オーラルイントロダクションについて

教科書をいかに使ってインプットを促していくか,ということに力を注いでいる本年度。少しずつではありますが,成果とも捉えられる生徒の成長を少しずつ感じています。読解やリスニングにおける理解は少なくともできるようになり,スピーキングにも反映されている生徒の姿が見えるようになってきました。しかし実力テストなどで突発的に問われるとまだまだ軟弱な面も見られます。ライティングにはまだまだ課題があるようで,正確に書けなかったり運用ができなかったりするようです。生徒育成の道をさらに切り開いていくべし!です。

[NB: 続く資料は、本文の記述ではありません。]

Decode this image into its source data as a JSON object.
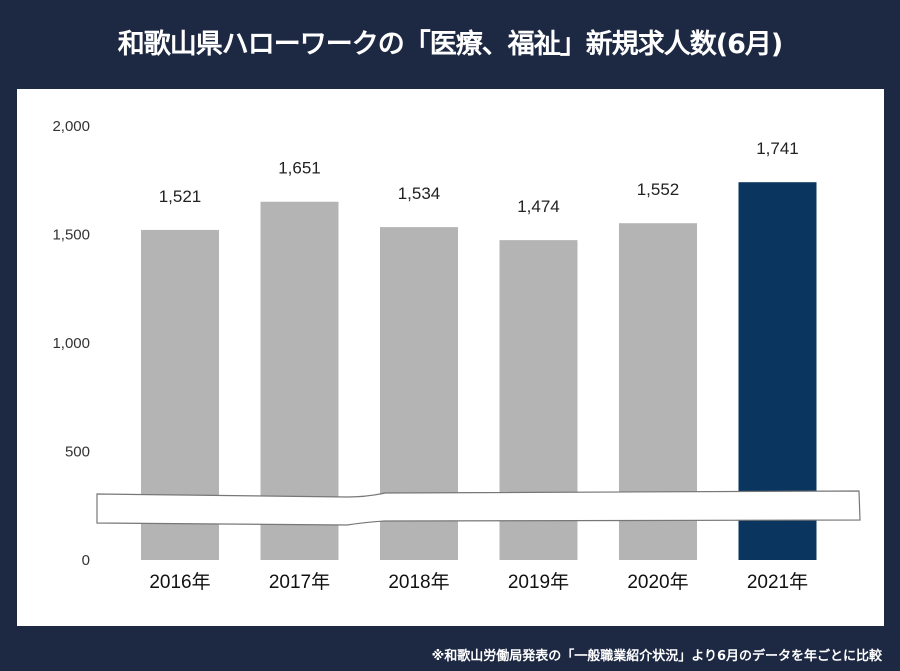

今日は同僚の先生とオーラルイントロダクションをどのように行うかについて話をしました。オーラルイントロダクションをcomprehensible inputにするためにはどうするべきかという点についてでした。イントロダクションと言っても「何を」導入するのかということをはっきりしておく必要がまずあると思います。オーラルイントロダクションでは生徒が「教科書内容」について理解できるようにすることがまずもっての目的であり,文法事項や英文をオーラルイントロするのではないと捉えています。そのためには生徒とインタラクションを図りながら理解を深めているのかを確かめながら行っていかないとと思います。


Comprehensible inputにするためにはsimplifiedにした英文を使用することが求められます。simplifiedな英文を作るために必要なfactorをチェックしてみました。
○話すスピード
○生徒が知っているボキャブラリー
○代名詞の置き換え
○理解できない単語の容易な単語での説明
ジェスチャーや写真などの使用
○単純な文構造
○繰り返し,言い換え
○生徒の発話の展開
○tag Qの使用(what did he want ? A book ?)
○Error Correction(you mean he left ?)
などがありました(Making Communicative Language Teaching Happen, 2007)。


ピクチャーカードや知らない単語についてフラッシュカードで示して理解を促すことも,新出文法について構造や意味を示しながら理解をさせることも非常に大切な要素になりますし,noticingとしての役割も果たして行くものと思います。


オーラルイントロダクションで発する英文が理解され,有意義なインタラクションが生徒と出来るならば教材に対する学ぶ意欲も高まるでしょうし,SLAの観点からも効果的に働きかけるものと思います。生徒にとって良いオーラルイントロダクションの形をさらに追い求めていきたいと思います。「効率を求めすぎると置いていかれる生徒が必ず出てくる」ことも自分の経験から感じています。効率と生徒の実態をしっかりと観察・分析していきながら取り組んでいきたいと思います。